Maxim wrote a book, Defenseless America, first issued in 1912, in which he pointed out the inferiority of the American defense system and the vulnerability of the country against attacks of foreign aggressors. At that time, the United States army according to Maxim, had a total strength of 81,000 men of which 29,000 were assigned to man coastal artillery batteries at major ports. This explains the need for the United States to use National Guard troops in its campaign against Mexico in 1916. The book was reissued in 1916 after his good friend, Elbert Hubbard, died on the RMS Lusitania when it was torpedoed by a German submarine. This event fueled his belief that the USA should improve its defenses and join the war against Germany on the side of the Entente.

Maxim also wrote the book The Science of Poetry and the Philosophy of Language about the nature and writing of poetry. In this work, he contended that words, like chemical particles, had natural laws that governed the manner in which they could be combined into verse, and that poetry perceived as excellent was in fact one that conformed to those laws.
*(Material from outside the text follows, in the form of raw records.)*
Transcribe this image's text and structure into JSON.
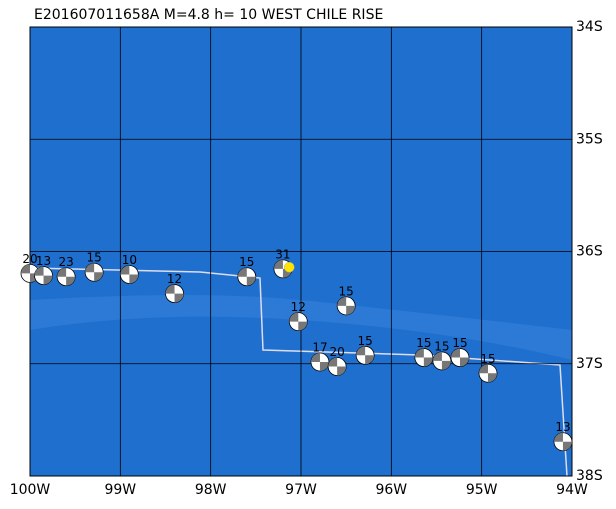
{
  "map": {
    "title": "E201607011658A M=4.8 h= 10 WEST CHILE RISE",
    "xlim": [
      -100,
      -94
    ],
    "ylim": [
      -38,
      -34
    ],
    "xticks": [
      {
        "value": -100,
        "label": "100W"
      },
      {
        "value": -99,
        "label": "99W"
      },
      {
        "value": -98,
        "label": "98W"
      },
      {
        "value": -97,
        "label": "97W"
      },
      {
        "value": -96,
        "label": "96W"
      },
      {
        "value": -95,
        "label": "95W"
      },
      {
        "value": -94,
        "label": "94W"
      }
    ],
    "yticks": [
      {
        "value": -34,
        "label": "34S"
      },
      {
        "value": -35,
        "label": "35S"
      },
      {
        "value": -36,
        "label": "36S"
      },
      {
        "value": -37,
        "label": "37S"
      },
      {
        "value": -38,
        "label": "38S"
      }
    ],
    "epicenter": {
      "lon": -97.13,
      "lat": -36.14
    },
    "events": [
      {
        "lon": -100.0,
        "lat": -36.07,
        "depth": "20"
      },
      {
        "lon": -99.85,
        "lat": -36.09,
        "depth": "13"
      },
      {
        "lon": -99.6,
        "lat": -36.1,
        "depth": "23"
      },
      {
        "lon": -99.29,
        "lat": -36.06,
        "depth": "15"
      },
      {
        "lon": -98.9,
        "lat": -36.08,
        "depth": "10"
      },
      {
        "lon": -98.4,
        "lat": -36.25,
        "depth": "12"
      },
      {
        "lon": -97.6,
        "lat": -36.1,
        "depth": "15"
      },
      {
        "lon": -97.2,
        "lat": -36.03,
        "depth": "31"
      },
      {
        "lon": -97.03,
        "lat": -36.5,
        "depth": "12"
      },
      {
        "lon": -96.5,
        "lat": -36.36,
        "depth": "15"
      },
      {
        "lon": -96.79,
        "lat": -36.86,
        "depth": "17"
      },
      {
        "lon": -96.6,
        "lat": -36.9,
        "depth": "20"
      },
      {
        "lon": -96.29,
        "lat": -36.8,
        "depth": "15"
      },
      {
        "lon": -95.64,
        "lat": -36.82,
        "depth": "15"
      },
      {
        "lon": -95.44,
        "lat": -36.85,
        "depth": "15"
      },
      {
        "lon": -95.24,
        "lat": -36.82,
        "depth": "15"
      },
      {
        "lon": -94.93,
        "lat": -36.96,
        "depth": "15"
      },
      {
        "lon": -94.1,
        "lat": -37.57,
        "depth": "13"
      }
    ]
  }
}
He also argued that certain famous poets (William Shakespeare, William Wordsworth) had discovered those laws and put them to use in their poetry.
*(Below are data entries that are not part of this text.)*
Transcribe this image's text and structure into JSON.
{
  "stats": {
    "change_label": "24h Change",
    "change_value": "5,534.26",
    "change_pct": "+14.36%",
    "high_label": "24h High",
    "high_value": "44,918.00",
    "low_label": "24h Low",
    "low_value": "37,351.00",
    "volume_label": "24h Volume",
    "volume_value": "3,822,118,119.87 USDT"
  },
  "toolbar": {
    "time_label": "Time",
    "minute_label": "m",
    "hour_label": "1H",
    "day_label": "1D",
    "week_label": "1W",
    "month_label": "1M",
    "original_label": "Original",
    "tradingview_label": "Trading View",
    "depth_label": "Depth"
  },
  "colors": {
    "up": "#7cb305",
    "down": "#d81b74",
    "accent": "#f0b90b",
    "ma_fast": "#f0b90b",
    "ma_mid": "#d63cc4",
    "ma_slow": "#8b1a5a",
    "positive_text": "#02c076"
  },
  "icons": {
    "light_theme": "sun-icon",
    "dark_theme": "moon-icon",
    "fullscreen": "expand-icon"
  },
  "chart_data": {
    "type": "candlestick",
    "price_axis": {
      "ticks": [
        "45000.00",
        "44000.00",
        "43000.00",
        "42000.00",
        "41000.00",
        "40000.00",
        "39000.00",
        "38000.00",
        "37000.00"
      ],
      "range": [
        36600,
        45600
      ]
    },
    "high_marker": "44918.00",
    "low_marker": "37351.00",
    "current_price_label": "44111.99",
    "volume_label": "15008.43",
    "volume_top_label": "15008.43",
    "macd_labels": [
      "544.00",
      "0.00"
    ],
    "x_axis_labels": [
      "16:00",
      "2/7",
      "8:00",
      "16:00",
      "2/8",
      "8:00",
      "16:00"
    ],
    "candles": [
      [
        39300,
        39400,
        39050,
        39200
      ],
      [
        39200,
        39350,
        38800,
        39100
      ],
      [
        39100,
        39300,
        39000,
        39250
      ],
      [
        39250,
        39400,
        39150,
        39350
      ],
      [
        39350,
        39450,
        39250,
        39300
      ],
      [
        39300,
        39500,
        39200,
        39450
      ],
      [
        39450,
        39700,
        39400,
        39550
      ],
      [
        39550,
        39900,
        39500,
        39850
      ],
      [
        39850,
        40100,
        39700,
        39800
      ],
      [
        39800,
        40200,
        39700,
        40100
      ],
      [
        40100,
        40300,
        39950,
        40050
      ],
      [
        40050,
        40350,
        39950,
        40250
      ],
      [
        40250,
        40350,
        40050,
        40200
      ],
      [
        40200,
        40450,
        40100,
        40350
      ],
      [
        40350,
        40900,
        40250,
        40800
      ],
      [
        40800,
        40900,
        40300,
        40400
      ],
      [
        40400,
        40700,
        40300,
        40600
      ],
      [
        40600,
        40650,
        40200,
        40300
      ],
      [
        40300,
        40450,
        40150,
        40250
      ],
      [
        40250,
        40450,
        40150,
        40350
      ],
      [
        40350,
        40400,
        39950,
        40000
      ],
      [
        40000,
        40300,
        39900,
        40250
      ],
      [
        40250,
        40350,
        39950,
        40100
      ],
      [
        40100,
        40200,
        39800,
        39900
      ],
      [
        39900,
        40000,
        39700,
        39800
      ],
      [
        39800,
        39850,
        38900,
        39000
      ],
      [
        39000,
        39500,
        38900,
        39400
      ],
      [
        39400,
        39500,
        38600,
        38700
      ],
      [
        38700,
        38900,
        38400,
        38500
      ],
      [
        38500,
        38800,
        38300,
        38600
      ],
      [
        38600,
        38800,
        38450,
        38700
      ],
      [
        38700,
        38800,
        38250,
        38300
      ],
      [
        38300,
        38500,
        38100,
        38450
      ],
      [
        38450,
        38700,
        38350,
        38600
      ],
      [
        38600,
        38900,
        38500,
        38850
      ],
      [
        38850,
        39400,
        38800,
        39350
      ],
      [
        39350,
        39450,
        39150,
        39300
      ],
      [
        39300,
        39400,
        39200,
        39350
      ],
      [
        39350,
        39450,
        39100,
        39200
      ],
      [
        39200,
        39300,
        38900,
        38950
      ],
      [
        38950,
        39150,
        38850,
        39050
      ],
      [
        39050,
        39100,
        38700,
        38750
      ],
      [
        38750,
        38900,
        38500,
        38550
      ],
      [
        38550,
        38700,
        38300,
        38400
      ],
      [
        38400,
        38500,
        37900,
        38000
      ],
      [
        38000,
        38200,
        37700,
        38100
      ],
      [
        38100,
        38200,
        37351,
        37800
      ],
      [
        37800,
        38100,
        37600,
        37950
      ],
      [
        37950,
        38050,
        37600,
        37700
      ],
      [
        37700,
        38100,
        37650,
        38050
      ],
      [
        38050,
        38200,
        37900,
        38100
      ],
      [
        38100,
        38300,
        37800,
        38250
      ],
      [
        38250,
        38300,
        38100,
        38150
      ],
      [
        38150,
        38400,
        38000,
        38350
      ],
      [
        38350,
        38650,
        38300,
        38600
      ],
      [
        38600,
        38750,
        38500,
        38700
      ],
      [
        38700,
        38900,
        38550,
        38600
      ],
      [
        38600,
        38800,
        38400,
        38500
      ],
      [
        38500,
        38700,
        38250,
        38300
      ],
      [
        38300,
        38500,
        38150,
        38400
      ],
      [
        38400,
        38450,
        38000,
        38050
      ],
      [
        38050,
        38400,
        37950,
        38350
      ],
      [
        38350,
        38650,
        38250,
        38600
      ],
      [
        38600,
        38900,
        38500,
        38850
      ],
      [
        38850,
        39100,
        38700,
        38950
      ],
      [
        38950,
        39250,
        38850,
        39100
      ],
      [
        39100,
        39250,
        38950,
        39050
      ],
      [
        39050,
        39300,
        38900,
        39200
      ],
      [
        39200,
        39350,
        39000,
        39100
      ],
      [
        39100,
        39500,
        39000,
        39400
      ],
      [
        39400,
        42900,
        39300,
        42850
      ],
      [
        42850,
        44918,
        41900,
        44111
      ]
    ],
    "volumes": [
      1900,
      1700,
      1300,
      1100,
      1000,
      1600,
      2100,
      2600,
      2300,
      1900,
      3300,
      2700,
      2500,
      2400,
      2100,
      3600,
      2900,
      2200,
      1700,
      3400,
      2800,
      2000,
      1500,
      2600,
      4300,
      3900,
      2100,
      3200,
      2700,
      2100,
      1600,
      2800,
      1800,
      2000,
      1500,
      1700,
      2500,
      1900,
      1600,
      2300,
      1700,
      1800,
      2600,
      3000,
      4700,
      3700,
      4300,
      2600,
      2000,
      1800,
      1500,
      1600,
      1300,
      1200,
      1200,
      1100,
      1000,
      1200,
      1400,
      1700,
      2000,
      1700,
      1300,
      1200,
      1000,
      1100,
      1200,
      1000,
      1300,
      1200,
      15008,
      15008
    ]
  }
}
During his experimental career, he lost his left hand in a mercury fulminate explosion in 1894.

==Personal life and death==
During the last 25 years of his life, Maxim spent most of his time at his home on the shores of Lake Hopatcong, New Jersey. He was a great promoter and supporter of the development of Lake Hopatcong and the Borough of Hopatcong and is honored by memorials in Hopatcong State Park and the Borough of Hopatcong's Maxim Glen Park. He spoke and wrote prolifically on many topics—from his opposition to maintaining the Morris Canal, to his disdain of Prohibition, to his love of poetry and boxing.

Maxim appeared as King Neptune during the first two years of the Miss America Pageant in 1921 and 1922, arriving on a great float and presenting the trophy to the winner.

He was an important member of the College of Fellows of the Academy of Nations.

Hudson Maxim died on May 6, 1927, in Landing, New Jersey, at the age of 74.

==Bibliography==
- Man's Machine-Made Millennium, future-predicting article in Cosmopolitan, Vol. 45, No. 6, November 1908, pag. 568, illustrated by William R. Leigh.
- The Science of Poetry and The Philosophy of Language. By Hudson Maxim, Funk & Wagnalls Company, 1910.
- Lake Hopatcong the Beautiful. By Hudson Maxim, The McConnell Printing Co., New York, New York, 1913.
- Dynamite Stories. By Hudson Maxim, Hearst's International Library Co. 1916.
- Defenseless America. By Hudson Maxim, Hearst's International Library Co. 1916.
- The Science of Poetry and the Philosophy of Language By Hudson Maxim Funk and Wagnalls Company, New York
- Leading Opinions Both For and Against National Defense. Compiled by Hudson Maxim, Hearst's International Library Co., 1916
- Hudson Maxim, Reminiscences and Comments. By Clifton Johnson, Doubleday, Page & Company, 1924.